I cracked one egg into a bowl and beat it a little with a fork. I added 2/3 cup of milk since 1 pint equals two cups. I started adding flour and it took about 1/2 cup to create a batter suitable for fritters. I examined the blossom and it looked clean. I broke the blossom into segments. I melted some lard in a frying pan and dipped my blossom segments in the batter. let it drip a bit and then quickly fried them flat in the pan. The stems of the blossoms provide great handles for dipping and lifting the fritters. I removed them to a plate and sprinkled the fritters with sugar and cinnamon. I can’t wait to taste them.

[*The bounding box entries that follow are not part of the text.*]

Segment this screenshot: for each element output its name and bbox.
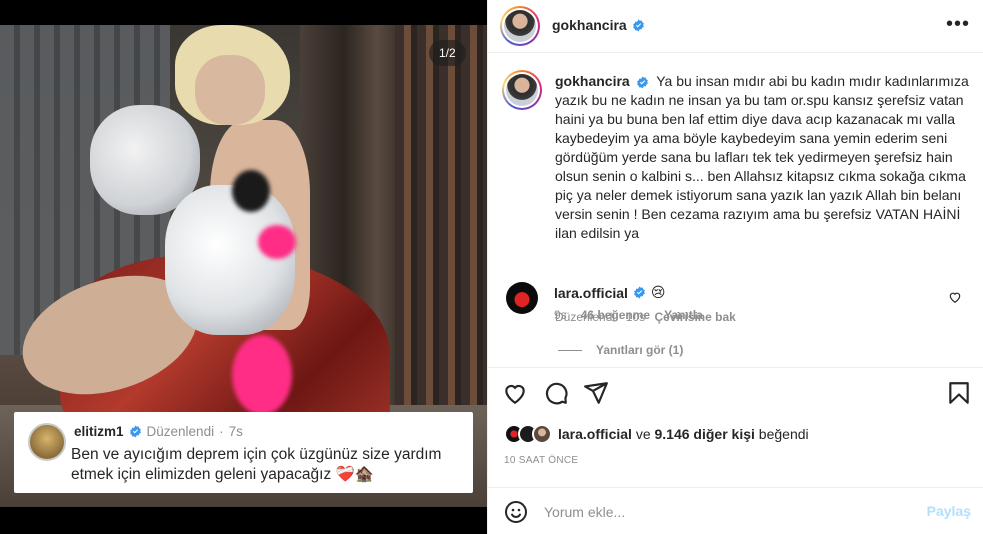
bookmark-icon[interactable]	[946, 380, 972, 406]
likes-connector: ve	[635, 426, 651, 442]
comment-line: lara.official 😢	[554, 284, 666, 301]
comment-composer: Paylaş	[488, 487, 983, 534]
comment-heart-icon[interactable]	[948, 290, 962, 304]
post-comment-button[interactable]: Paylaş	[927, 503, 971, 519]
liked-by-user[interactable]: lara.official	[558, 426, 632, 442]
censor-pink-blob	[232, 335, 292, 415]
story-repost-card: elitizm1 Düzenlendi · 7s Ben ve ayıcığım…	[14, 412, 473, 493]
censor-dark-blob	[232, 170, 270, 212]
avatar[interactable]	[500, 6, 540, 46]
verified-badge-icon	[632, 19, 644, 31]
verified-badge-icon	[636, 76, 648, 89]
likes-text: lara.official ve 9.146 diğer kişi beğend…	[558, 426, 809, 442]
verified-badge-icon	[129, 425, 141, 438]
view-replies-label: Yanıtları gör (1)	[596, 343, 684, 357]
comment-text: 😢	[650, 284, 666, 300]
post-side-panel: gokhancira ••• gokhancira Ya bu insan mı…	[487, 0, 983, 534]
comment-age: 9s	[554, 308, 567, 322]
header-username[interactable]: gokhancira	[552, 17, 627, 33]
heart-icon[interactable]	[502, 380, 528, 406]
reply-button[interactable]: Yanıtla	[664, 308, 703, 322]
likes-summary[interactable]: lara.official ve 9.146 diğer kişi beğend…	[504, 424, 809, 444]
post-timestamp[interactable]: 10 SAAT ÖNCE	[504, 455, 578, 466]
header-user: gokhancira	[552, 17, 645, 33]
caption-text: Ya bu insan mıdır abi bu kadın mıdır kad…	[555, 73, 969, 241]
comment-username[interactable]: lara.official	[554, 285, 628, 301]
caption-body: gokhancira Ya bu insan mıdır abi bu kadı…	[555, 72, 975, 243]
post-header: gokhancira •••	[488, 0, 983, 53]
emoji-icon[interactable]	[504, 500, 528, 524]
comment-input[interactable]	[544, 498, 914, 526]
caption-username[interactable]: gokhancira	[555, 73, 630, 89]
photo-clothes-rack	[395, 25, 487, 445]
comment-item: lara.official 😢 9s 46 beğenme Yanıtla	[506, 282, 976, 342]
avatar	[532, 424, 552, 444]
post-media[interactable]: 1/2 elitizm1 Düzenlendi · 7s Ben ve ayıc…	[0, 0, 487, 534]
comment-icon[interactable]	[543, 380, 569, 406]
story-card-separator: ·	[219, 424, 224, 439]
comment-meta: 9s 46 beğenme Yanıtla	[554, 308, 703, 322]
likes-suffix: beğendi	[758, 426, 809, 442]
more-options-icon[interactable]: •••	[946, 14, 970, 34]
story-card-age: 7s	[228, 424, 243, 439]
story-card-text: Ben ve ayıcığım deprem için çok üzgünüz …	[71, 446, 442, 483]
verified-badge-icon	[634, 286, 645, 299]
replies-divider	[558, 349, 582, 351]
photo-plush-body	[165, 185, 295, 335]
photo-face	[195, 55, 265, 125]
story-card-header: elitizm1 Düzenlendi · 7s	[74, 424, 243, 439]
story-card-edited: Düzenlendi	[146, 424, 215, 439]
media-counter: 1/2	[429, 40, 466, 66]
story-card-username: elitizm1	[74, 424, 124, 439]
avatar	[28, 423, 66, 461]
send-icon[interactable]	[583, 380, 609, 406]
comment-likes-button[interactable]: 46 beğenme	[581, 308, 650, 322]
avatar[interactable]	[506, 282, 538, 314]
censor-pink-blob	[258, 225, 296, 259]
avatar[interactable]	[502, 70, 542, 110]
likes-count[interactable]: 9.146 diğer kişi	[655, 426, 755, 442]
view-replies-button[interactable]: Yanıtları gör (1)	[558, 343, 683, 357]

I have no idea about the identity of A.W.K. of Preston so i is straight on to sampling her or his elderberry blossom cake which are really fritters. I’m not sure why the author of this recipe calls them cake unless it is used in the same sense of pancakes. The editors of The New Galt Cook Book must have been familiar with them since the recipe was correctly placed in the fritter section. The batter makes a good fritter no matter what is placed in it but elderflower fritters provide a lightness since the batter gets spread like a net. The flavour of the flowers themselves is elusive in this batter. It is important to keep the batter light and fry them quickly and eat them as fast as they come out of the pan. I’m not sure the cinnamon is necessary but the sugar is a nice touch. If you can locate some elderflowers in the next week or two, be sure to give this recipe a try. Leave some flowers so that you can enjoy the elderberries in a few months.
ELDERBERRY BLOSSOM CAKE
A. W. K., Preston
Three eggs, one pint milk, flour enough to make a batter (as for apple fritters), a pinch of salt. Take elderberry blossoms, pick them carefully over to free from leaves and insects, dip the bunches into the batter and fry in lard. Before turning cut off the stems with a pair of scissors. If the bunches are too large divide them. Strew them with sugar and cinnamon and eat with cream. To be eaten hot.